A similar problem arose with two other slurs. Firstly, “Polack”. In English we have the acceptable “Polish” and the slur “Polack.” In Italian, probably because of the lack of substantial immigration from Poland, we just have “polacco”, which sounds like “Polack” but is perfectly acceptable, and the only option anyway. So, in Italian, I had to go for “polacco di merda” (“fucking Pole”) whenever “Polack” was used, in order to keep the hateful nuance. The other expression that couldn’t be translated literally is “wetbacks”. Every American will know that it refers to Mexicans swimming across the Rio Grande to enter the United States illegally. Italian won’t, though. Once again, in order to preserve the racist nuance, Roy at first identifies them as “clandestini messicani” (“illegal Mexican immigrants”) and shortly after refers to them as “quei cazzo di messicani” (“those fucking Mexicans”).

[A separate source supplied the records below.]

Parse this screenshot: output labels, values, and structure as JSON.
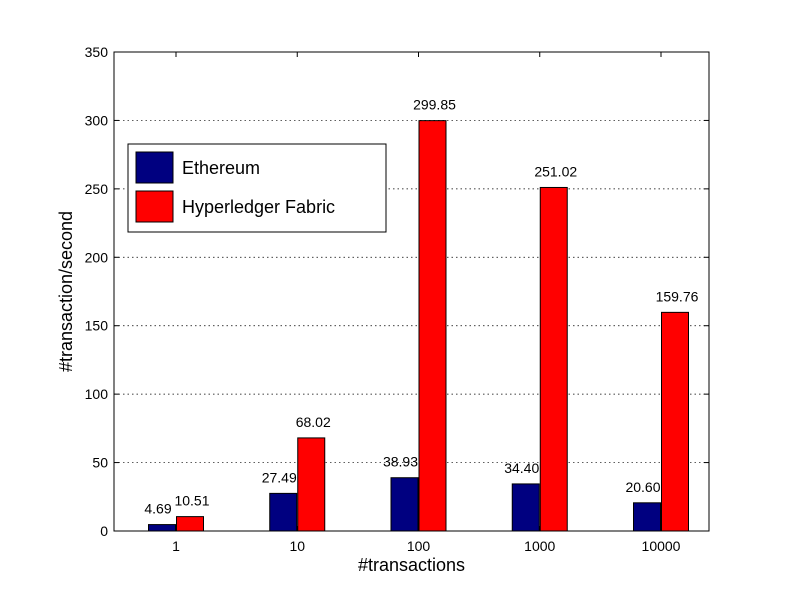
{
  "chart_data": {
    "type": "bar",
    "title": "",
    "xlabel": "#transactions",
    "ylabel": "#transaction/second",
    "categories": [
      "1",
      "10",
      "100",
      "1000",
      "10000"
    ],
    "ylim": [
      0,
      350
    ],
    "yticks": [
      0,
      50,
      100,
      150,
      200,
      250,
      300,
      350
    ],
    "grid": true,
    "legend_position": "top-left",
    "series": [
      {
        "name": "Ethereum",
        "color": "#000080",
        "values": [
          4.69,
          27.49,
          38.93,
          34.4,
          20.6
        ],
        "labels": [
          "4.69",
          "27.49",
          "38.93",
          "34.40",
          "20.60"
        ]
      },
      {
        "name": "Hyperledger Fabric",
        "color": "#ff0000",
        "values": [
          10.51,
          68.02,
          299.85,
          251.02,
          159.76
        ],
        "labels": [
          "10.51",
          "68.02",
          "299.85",
          "251.02",
          "159.76"
        ]
      }
    ]
  }
}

But besides the minutiae aimed at fellow translators and other language-obsessed people, this is a story heavy with humanity, told with rare sensitivity by an author who knows how to keep you reading until the end. Galveston is a place laden with history, “still nursing a hangover” from the times of Spanish explorers and French pirates who moved along its beaches. Battered by hurricanes and torn between the laughter on the seaside and the desperation hidden in the motels. A place where history “keeps turning up”, because the sea and the wind never stop eroding and exposing the layers of history. Just like what happens with Roy Cady’s narration, which, switching between past and present, slowly and skillfully allows us to figure out where all the pieces of the puzzle go.

I warmly and sincerely recommend, and not out of personal interest – no royalties for me, unfortunately – that you all buy and read this surprising debut.